Bank Term Deposit Subscription Prediction

A machine learning project to predict whether a client will subscribe to a term deposit based on data from a Portuguese bank's direct marketing campaign.

Webapp Deployment

Click to use the webapp

Dataset

Source: Direct marketing campaign of a Portuguese banking institution.
Size: 45,211 entries, 17 original attributes.
Target variable: y (binary: “yes” if subscribed, “no” otherwise).

Original attributes

Attribute	Type	Description
age	numeric	Client age
job	categorical	Type of job (admin., blue‑collar, entrepreneur, etc.)
marital	categorical	Marital status (married, single, divorced)
education	categorical	Education level (primary, secondary, tertiary, unknown)
default	categorical	Has credit in default? (yes, no)
balance	numeric	Average yearly balance (euros)
housing	categorical	Has housing loan? (yes, no)
loan	categorical	Has personal loan? (yes, no)
contact	categorical	Communication type (unknown, telephone, cellular)
day	numeric	Last contact day of month (1–31)
month	categorical	Last contact month (jan, feb, …, dec)
duration	numeric	Last contact duration (seconds)
campaign	numeric	Number of contacts during this campaign
pdays	numeric	Days since last contact from a previous campaign (-1 if never contacted)
previous	numeric	Number of contacts before this campaign
poutcome	categorical	Outcome of previous campaign (unknown, other, failure, success)
y	binary	Subscribed term deposit? (yes, no)

Cleaning

No completely empty columns were present.
“unknown” values were converted to proper nulls.
3 rows with duration equal to 0 were removed.
No duplicate rows were found.
Class imbalance: only 5,289 “yes” subscriptions (≈11.6%).
A flag prev_contacted (0 = never contacted, 1 = contacted before) was derived.
Missing values in job and education were dropped; missing values in contact and poutcome were replaced with the string “missing”.
Categorical columns were converted to category dtype.

Exploratory Data Analysis (EDA)

Categorical features (subscription rate “yes” highlights)

job: retired and student show highest subscription rates.
marital: singles subscribe most.
education: tertiary education yields the highest yes rate.
default: clients without default subscribe more.
housing: those without a housing loan subscribe more.
loan: those without a personal loan subscribe more.
contact: missing contact type has the lowest yes rate.
month: December and March have the highest subscription rates.
poutcome: previous success strongly predicts subscription.

Numerical features (comparing yes vs. no)

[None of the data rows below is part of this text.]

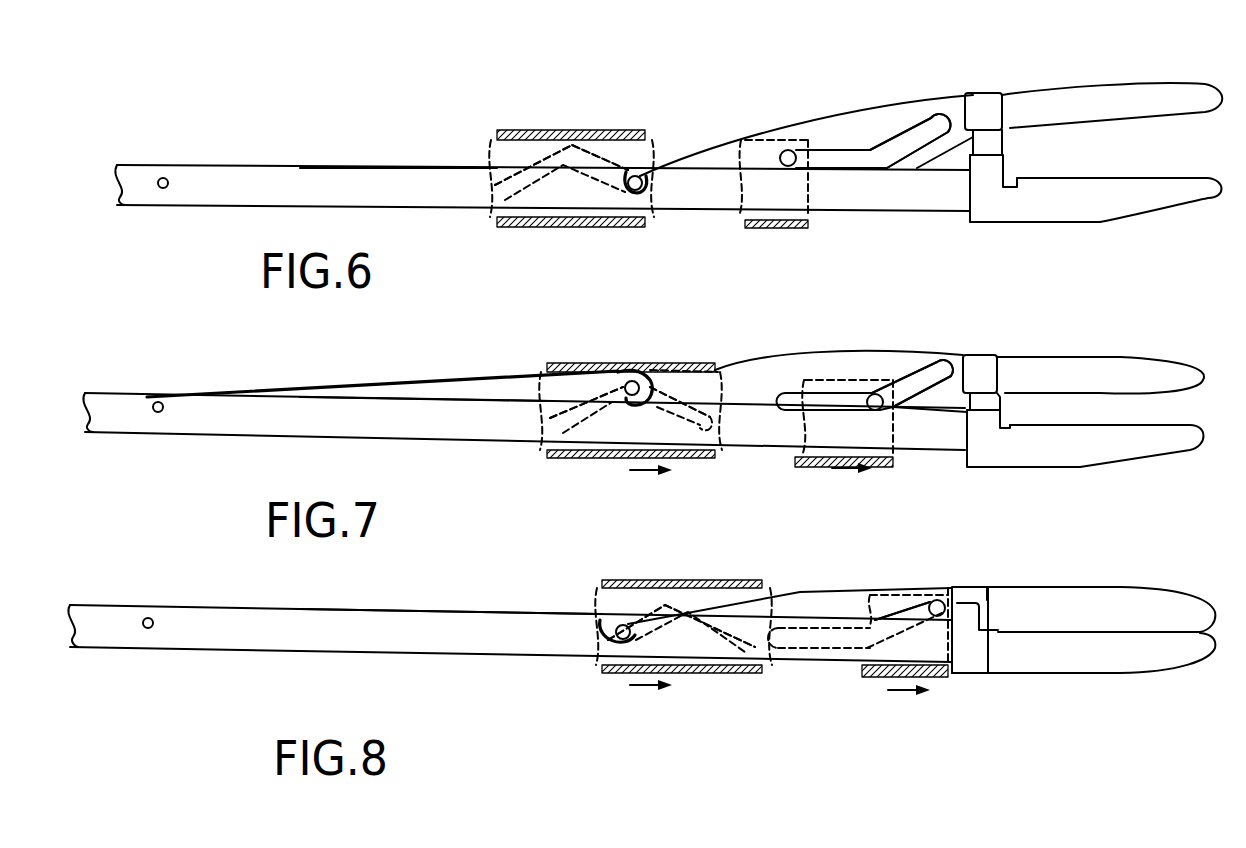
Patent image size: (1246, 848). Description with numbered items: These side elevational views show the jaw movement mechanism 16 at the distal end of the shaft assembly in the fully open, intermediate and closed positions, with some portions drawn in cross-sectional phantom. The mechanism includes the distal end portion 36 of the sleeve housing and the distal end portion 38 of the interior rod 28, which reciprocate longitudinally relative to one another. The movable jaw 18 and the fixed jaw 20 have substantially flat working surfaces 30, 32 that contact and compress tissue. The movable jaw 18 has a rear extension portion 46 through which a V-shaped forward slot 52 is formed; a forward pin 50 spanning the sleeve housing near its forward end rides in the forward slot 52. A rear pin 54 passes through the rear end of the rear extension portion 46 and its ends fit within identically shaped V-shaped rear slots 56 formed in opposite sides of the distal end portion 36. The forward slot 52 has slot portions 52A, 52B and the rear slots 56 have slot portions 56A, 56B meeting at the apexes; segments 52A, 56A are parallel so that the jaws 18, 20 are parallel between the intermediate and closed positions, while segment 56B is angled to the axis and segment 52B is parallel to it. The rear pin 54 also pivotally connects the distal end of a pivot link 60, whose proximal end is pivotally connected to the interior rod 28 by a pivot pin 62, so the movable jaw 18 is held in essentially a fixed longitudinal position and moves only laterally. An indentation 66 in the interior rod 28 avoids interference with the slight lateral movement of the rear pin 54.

In FIG. 6, the jaw movement mechanism 16 is at (502, 116).
In FIG. 7, the jaw movement mechanism 16 is at (500, 350).
In FIG. 8, the jaw movement mechanism 16 is at (583, 575).
In FIG. 6, the movable jaw 18 is at (1056, 91).
In FIG. 7, the movable jaw 18 is at (1098, 357).
In FIG. 8, the movable jaw 18 is at (1098, 587).
In FIG. 6, the fixed jaw 20 is at (1058, 222).
In FIG. 7, the fixed jaw 20 is at (1080, 467).
In FIG. 8, the fixed jaw 20 is at (1040, 674).
In FIG. 6, the interior rod 28 is at (145, 206).
In FIG. 7, the interior rod 28 is at (108, 433).
In FIG. 8, the interior rod 28 is at (112, 648).
In FIG. 6, the working surface 30 is at (1106, 126).
In FIG. 7, the working surface 30 is at (1150, 392).
In FIG. 8, the working surface 30 is at (1165, 632).
In FIG. 6, the working surface 32 is at (1100, 178).
In FIG. 7, the working surface 32 is at (1152, 434).
In FIG. 8, the working surface 32 is at (1115, 636).
In FIG. 6, the distal end portion of the sleeve housing 36 is at (545, 130).
In FIG. 7, the distal end portion of the sleeve housing 36 is at (800, 467).
In FIG. 8, the distal end portion of the sleeve housing 36 is at (800, 676).
In FIG. 6, the distal end portion of the interior rod 38 is at (440, 206).
In FIG. 7, the distal end portion of the interior rod 38 is at (470, 446).
In FIG. 8, the distal end portion of the interior rod 38 is at (465, 651).
In FIG. 6, the rear extension portion 46 is at (788, 116).
In FIG. 7, the rear extension portion 46 is at (842, 348).
In FIG. 8, the rear extension portion 46 is at (800, 590).
In FIG. 6, the forward pin 50 is at (795, 152).
In FIG. 7, the forward pin 50 is at (878, 395).
In FIG. 8, the forward pin 50 is at (940, 600).
In FIG. 6, the forward slot 52 is at (878, 149).
In FIG. 7, the forward slot 52 is at (900, 412).
In FIG. 8, the forward slot 52 is at (873, 618).
In FIG. 6, the slot portion 52A is at (920, 130).
In FIG. 7, the slot portion 52A is at (929, 368).
In FIG. 8, the slot portion 52A is at (905, 598).
In FIG. 6, the slot portion 52B is at (868, 170).
In FIG. 7, the slot portion 52B is at (826, 380).
In FIG. 8, the slot portion 52B is at (830, 620).
In FIG. 6, the rear pin 54 is at (643, 177).
In FIG. 7, the rear pin 54 is at (629, 380).
In FIG. 8, the rear pin 54 is at (626, 624).
In FIG. 6, the rear slots 56 is at (601, 128).
In FIG. 7, the rear slots 56 is at (662, 364).
In FIG. 8, the rear slots 56 is at (680, 570).
In FIG. 6, the slot portion 56A is at (530, 192).
In FIG. 7, the slot portion 56A is at (553, 459).
In FIG. 8, the slot portion 56A is at (632, 678).
In FIG. 6, the slot portion 56B is at (603, 192).
In FIG. 7, the slot portion 56B is at (693, 459).
In FIG. 8, the slot portion 56B is at (722, 673).
In FIG. 7, the pivot link 60 is at (458, 385).
In FIG. 6, the pivot pin 62 is at (166, 178).
In FIG. 7, the pivot pin 62 is at (162, 403).
In FIG. 8, the pivot pin 62 is at (152, 619).
In FIG. 6, the indentation 66 is at (646, 190).
In FIG. 7, the indentation 66 is at (626, 410).
In FIG. 8, the indentation 66 is at (606, 626).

age: higher maximum and standard deviation for yes; median similar.
balance: larger IQR, higher median, higher maximum for yes.
day: distribution nearly identical across target classes.
duration: much larger IQR, higher median, higher maximum for yes.
campaign: distributions similar.
pdays: larger values and IQR for yes (clients previously contacted longer ago).
previous: larger values and IQR for yes.
prev_contacted: larger values, higher median, higher max for yes.

Correlation heatmap

duration had the strongest linear correlation with the target (+0.4).
Increase in duration tended to increase subscription likelihood regardless of age.
prev_contacted correlated very highly with pdays (+0.87).

Feature Engineering & Preprocessing

All categorical features were transformed into binary indicators based on the EDA insights. The original categorical columns were dropped after encoding.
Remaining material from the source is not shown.